Dad vanished five years earlier in an undercover job, trying to bring down
a sex trafficking ring. At last I had some evidence: an S&M style photo
sent to me that I was convinced was my father, with the word Algiers in it,
the same word that appeared on the calendar of his former partner, now my
stepfather, Tony.

In the last five years I'd been the only person who believed Dad was still
alive.  Not the agency, not Mom, not Tony. I tried to rationalize it,
wondering if my heartfelt belief was an expression of my guilt for my part
in his disappearance. On that night I told Dad I was gay, and far worse I
kissed him, sliding my tongue into his mouth, knowing it would upset him,
throwing him off his game when he most needed all his composure and
competence.

With this photo I had evidence he was alive, but I knew I was in way over
my head and would need help.

I knew about a dozen guys at the agency.  When Dad disappeared they
promised to be there in his place.  Most, I imagine, got busy with their
own lives, some still sent me Christmas cards. I suspected I could call on
them, but I also knew if they did I'd be cut out of the process, and I
badly needed to be part of this.  I couldn't trust anyone else.

That left Tony, who was also part of the undercover mission in which Dad
went missing.  On top of everything I'd been blowing him for the last two
years, behind Mom's back. It suddenly seemed fortuitous that we had this
bond, because I really needed it now.

When Mom started her shift at the hospital I showed Tony the photo on my
laptop and told him it was Dad.

"Will, this could be anyone," Tony said.  "The head is cropped out, and
there's no identifying marks."

"No, it is him -- I can prove it.  Look, he has that little third nipple,
just like Dad.  Exactly like Dad."

Tony paused to consider this, and then said, "Must be hundreds of guys with
that.  And look at this guy, your dad's not that built."
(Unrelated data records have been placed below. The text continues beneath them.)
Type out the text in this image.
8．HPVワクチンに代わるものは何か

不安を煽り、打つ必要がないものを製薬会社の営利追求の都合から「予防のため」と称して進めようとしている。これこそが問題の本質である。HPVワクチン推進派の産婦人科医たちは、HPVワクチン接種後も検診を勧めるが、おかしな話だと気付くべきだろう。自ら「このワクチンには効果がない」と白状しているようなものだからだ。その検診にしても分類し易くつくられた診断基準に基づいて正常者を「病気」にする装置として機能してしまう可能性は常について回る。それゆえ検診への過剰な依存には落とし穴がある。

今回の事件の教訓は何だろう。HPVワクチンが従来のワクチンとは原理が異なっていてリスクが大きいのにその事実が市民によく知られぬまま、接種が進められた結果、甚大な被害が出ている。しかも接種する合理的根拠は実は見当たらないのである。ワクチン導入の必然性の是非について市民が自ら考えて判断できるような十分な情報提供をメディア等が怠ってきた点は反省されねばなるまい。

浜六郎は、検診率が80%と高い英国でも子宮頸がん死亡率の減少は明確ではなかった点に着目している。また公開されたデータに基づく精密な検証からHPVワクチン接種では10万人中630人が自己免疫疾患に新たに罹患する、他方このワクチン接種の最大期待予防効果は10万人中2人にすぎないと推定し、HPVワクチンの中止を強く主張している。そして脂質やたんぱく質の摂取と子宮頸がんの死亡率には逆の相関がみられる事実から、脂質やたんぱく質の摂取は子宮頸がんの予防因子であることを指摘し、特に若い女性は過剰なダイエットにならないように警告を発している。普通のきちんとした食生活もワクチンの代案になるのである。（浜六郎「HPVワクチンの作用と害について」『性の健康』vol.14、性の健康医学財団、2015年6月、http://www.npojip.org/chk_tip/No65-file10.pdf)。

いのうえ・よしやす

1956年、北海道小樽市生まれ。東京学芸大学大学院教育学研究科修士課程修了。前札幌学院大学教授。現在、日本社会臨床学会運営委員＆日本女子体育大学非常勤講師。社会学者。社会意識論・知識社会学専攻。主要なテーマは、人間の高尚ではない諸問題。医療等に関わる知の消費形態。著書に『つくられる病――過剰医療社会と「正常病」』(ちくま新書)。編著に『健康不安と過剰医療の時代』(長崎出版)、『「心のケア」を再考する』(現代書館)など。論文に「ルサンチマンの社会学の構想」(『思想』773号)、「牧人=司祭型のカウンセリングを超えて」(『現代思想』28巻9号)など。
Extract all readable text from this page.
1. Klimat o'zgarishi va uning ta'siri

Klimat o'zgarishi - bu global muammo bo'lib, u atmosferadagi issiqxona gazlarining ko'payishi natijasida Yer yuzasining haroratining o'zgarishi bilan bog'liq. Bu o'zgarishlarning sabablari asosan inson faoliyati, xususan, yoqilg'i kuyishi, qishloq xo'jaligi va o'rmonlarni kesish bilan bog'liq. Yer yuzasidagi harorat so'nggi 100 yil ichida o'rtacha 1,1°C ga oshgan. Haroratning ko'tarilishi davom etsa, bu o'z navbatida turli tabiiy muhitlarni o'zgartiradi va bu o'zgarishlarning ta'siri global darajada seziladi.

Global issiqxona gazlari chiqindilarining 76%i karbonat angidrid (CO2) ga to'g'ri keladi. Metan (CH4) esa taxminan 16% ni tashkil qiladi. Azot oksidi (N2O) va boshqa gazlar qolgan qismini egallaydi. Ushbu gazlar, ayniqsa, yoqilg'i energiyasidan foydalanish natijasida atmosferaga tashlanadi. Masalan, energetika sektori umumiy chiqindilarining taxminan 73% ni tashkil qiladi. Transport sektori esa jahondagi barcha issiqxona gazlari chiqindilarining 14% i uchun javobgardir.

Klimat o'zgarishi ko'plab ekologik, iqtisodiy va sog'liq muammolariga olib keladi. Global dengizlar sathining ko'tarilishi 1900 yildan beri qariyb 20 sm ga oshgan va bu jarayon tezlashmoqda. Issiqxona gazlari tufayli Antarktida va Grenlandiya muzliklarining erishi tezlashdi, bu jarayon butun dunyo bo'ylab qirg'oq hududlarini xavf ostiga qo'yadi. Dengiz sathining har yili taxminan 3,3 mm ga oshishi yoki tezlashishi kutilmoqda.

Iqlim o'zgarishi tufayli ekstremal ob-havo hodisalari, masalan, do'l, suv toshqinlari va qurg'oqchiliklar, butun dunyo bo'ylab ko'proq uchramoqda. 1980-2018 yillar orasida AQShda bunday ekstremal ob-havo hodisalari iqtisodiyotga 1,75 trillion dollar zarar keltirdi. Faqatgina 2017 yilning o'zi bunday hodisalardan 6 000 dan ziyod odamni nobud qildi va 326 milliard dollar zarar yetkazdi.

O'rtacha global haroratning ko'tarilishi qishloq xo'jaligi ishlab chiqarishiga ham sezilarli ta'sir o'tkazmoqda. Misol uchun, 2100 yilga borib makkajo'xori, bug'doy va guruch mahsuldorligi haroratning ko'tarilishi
"But it's five years, Tony.  He could have changed.  I know it's him."

"So that's the other thing, kid.  It's five years.  What's he doing out
there, hiding for five years, posing for kink shots?"

"Maybe he's a prisoner.  You said you guys were after the sex trade, maybe
they have him."

"Sex trade deals with women and kids, Will.  How old's your dad, forty
something?"

"He's thirty-nine."

"Not a lot of thirty nine year-olds being used in the sex trade, Will."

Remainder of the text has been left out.